For our primi course, we were impressed with "local cod" ($24), which was certainly a lovely small square of fish, cunningly enriched with an underlying sauce of white-bean paste (not "salsa verde," as the printed menu had it), and some more of that radish salad. Bone-in sirloin fiorentina ($30) crosses the Italian steak Florentine with the bistro classic steak frites. You get the most terrific French fries, and then you get this big rare steak, with lots of flavor and juice (and a little melted butter on top — thanks, chef), and broccoli rabe sautûed on top. Mrs. Nadeau likes to take home a bit of steak to go with her breakfast eggs. Not this time, dear.

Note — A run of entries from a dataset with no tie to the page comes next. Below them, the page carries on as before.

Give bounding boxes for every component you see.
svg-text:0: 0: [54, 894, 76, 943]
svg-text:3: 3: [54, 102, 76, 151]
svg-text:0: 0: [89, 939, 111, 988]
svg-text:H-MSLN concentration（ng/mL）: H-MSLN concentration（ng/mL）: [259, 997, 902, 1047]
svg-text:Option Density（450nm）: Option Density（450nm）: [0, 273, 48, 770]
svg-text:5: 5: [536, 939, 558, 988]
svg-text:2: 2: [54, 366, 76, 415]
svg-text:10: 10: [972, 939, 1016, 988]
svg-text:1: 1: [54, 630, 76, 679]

The wine list is all Italian regional, all recent vintages, all by the glass, and short: a sparkler, three reds, three whites. The glasses are stemless, but large and nicely recurved, like professional tasting glasses. On the whites, the 2007 Cusmano alcamo from Sicily ($9) was fuller than a pinot grigio, but remarkably crisp and fresh for a hot-climate white. Paulo Scavino's 2007 rosso di tavolo ($10) is a blend of all the vines of Piedmont plus cabernet sauvignon, a light wine despite a little tannin still showing under dark fruit. A 2007 Cesanese del Piglio, from Corte dei Papi, is a central Italian wine, lighter and fruitier, based on ancient red grapes of the region. And a 2007 Greisbauerhof St. Magdalener ($9) is made from a red grape known in this area of Northern Italy near Austria as "vernatsch." It isn't often I can add three new grapes to my life list at one meal, but the menu doesn't make anything of the unusual grape varieties. It just lists a lot of regional Italian wines you've never heard of, which turn out to be light, fruity, and perfect for this food. Decaf coffee ($2.50) and decaf cappuccino ($3.75) are both impeccable.

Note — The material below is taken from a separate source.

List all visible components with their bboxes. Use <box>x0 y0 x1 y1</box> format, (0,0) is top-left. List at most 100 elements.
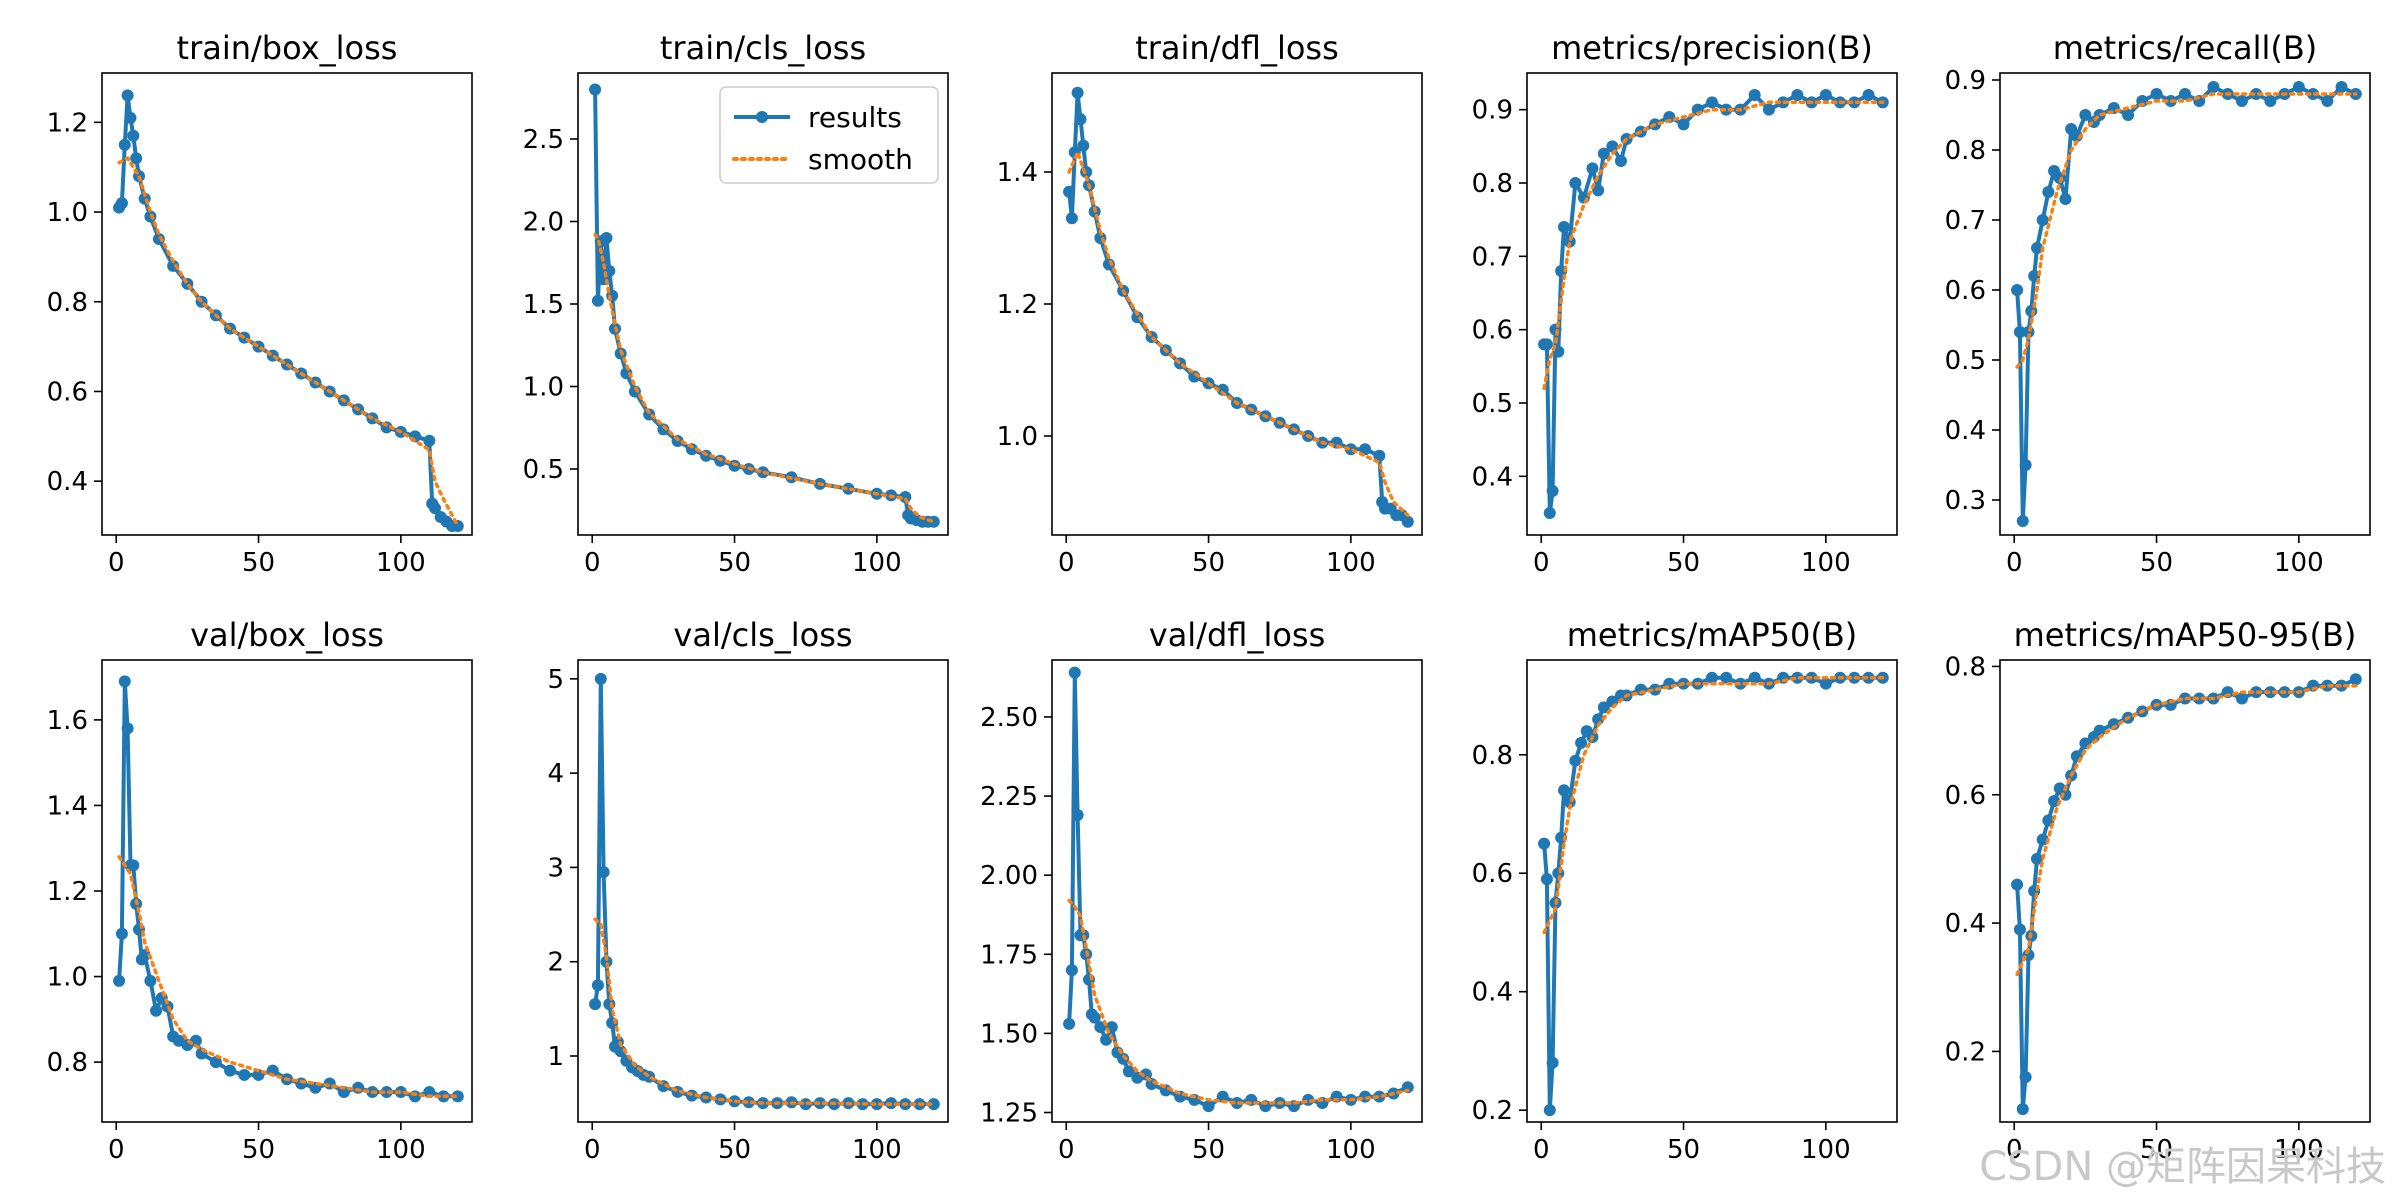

Sportello is also a bakery/take-out restaurant, so there are six desserts. We stuck with chocolate. The first, chocolate budino ($8): pudding in a crust of exquisite chocolate cookie crumbs, flawed only by a little too much sea salt. Chocolate ginger cake ($8) was more like chocolate spice cake, but with an exquisite balance of chocolate and spice, mascarpone underneath, and a few shreds of Asian pear on one side, candied ginger on the other.

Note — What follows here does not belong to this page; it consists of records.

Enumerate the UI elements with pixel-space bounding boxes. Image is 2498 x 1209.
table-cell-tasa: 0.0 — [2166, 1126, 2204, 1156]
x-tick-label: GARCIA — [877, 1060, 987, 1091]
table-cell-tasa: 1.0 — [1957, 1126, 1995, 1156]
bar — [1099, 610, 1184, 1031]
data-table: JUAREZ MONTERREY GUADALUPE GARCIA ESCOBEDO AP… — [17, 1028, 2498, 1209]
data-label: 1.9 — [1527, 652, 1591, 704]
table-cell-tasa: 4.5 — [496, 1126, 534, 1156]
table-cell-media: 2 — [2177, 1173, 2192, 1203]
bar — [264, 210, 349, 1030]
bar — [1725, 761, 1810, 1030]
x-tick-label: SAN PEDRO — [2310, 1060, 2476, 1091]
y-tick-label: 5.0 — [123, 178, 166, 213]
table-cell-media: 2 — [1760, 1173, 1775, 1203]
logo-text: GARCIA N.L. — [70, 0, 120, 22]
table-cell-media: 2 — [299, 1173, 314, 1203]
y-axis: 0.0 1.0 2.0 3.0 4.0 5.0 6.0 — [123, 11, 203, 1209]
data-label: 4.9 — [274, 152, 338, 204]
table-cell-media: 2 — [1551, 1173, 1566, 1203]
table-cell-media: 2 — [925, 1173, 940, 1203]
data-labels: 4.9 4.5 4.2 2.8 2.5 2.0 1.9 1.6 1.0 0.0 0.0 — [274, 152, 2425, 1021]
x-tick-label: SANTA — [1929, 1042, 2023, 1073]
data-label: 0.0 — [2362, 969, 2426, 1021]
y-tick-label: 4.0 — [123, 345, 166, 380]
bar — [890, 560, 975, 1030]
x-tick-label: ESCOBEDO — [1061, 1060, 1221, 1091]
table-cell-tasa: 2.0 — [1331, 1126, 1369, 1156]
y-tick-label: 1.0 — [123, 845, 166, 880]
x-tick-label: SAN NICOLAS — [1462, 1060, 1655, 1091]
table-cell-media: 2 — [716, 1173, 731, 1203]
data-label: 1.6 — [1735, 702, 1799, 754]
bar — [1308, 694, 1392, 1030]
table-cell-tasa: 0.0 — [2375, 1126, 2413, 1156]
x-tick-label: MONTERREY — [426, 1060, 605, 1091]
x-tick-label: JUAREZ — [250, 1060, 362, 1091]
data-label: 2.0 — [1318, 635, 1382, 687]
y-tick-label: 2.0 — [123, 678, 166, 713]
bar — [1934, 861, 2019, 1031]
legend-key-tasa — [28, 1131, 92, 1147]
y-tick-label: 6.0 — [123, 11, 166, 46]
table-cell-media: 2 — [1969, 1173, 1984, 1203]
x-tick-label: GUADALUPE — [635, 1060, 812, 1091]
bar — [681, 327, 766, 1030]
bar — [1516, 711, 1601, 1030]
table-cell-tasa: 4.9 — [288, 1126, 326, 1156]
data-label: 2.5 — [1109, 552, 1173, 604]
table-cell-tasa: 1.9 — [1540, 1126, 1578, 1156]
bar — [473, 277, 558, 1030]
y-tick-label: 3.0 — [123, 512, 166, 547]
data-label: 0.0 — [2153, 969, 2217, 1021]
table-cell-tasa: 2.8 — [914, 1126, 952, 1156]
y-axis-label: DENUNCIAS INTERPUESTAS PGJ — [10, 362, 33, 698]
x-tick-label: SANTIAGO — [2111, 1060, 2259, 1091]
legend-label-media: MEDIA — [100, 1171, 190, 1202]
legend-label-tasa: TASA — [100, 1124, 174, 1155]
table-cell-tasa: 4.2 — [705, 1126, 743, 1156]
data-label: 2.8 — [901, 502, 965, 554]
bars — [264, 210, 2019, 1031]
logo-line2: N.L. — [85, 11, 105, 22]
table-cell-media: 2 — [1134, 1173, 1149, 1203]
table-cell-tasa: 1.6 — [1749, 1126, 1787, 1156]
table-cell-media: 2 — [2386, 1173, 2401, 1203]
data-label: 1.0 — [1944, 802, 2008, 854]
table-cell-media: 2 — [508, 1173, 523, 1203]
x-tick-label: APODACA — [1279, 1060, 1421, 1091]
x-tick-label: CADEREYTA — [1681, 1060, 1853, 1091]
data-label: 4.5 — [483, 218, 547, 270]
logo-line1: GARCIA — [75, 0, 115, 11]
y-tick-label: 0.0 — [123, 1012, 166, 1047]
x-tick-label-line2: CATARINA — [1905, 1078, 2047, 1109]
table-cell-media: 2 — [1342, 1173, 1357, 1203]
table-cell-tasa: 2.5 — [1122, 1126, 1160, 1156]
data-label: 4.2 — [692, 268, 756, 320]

"Sportello" means "counter" in Italian, and that's exactly what you'll find — long, white ones, at which you'll find yourself seated right next to fellow diners. The odd layout makes service tricky, but the servers have mastered it. You get to your seat by going behind the cash register and counter of the bakery, and so does your server, sometimes. Water is frequently refilled, and our server was knowledgeable without losing the informality of the place — present without hovering.

The atmosphere at lunch is more active, though on a recent early Friday night visit, the crowds were kept at bay. (Drink seems to be doing better.) The diners are young, and if they don't know everything about the food, they know what they like by the time they are finished eating. The background music runs to remixes of '70s and '80s hits, which nicely crosses several generation gaps. Does this prove that Lynch's full-tilt destination restaurant will thrive even in these difficult times? It's hard to say, but even if the answer is no, it's worth a trip to Sportello.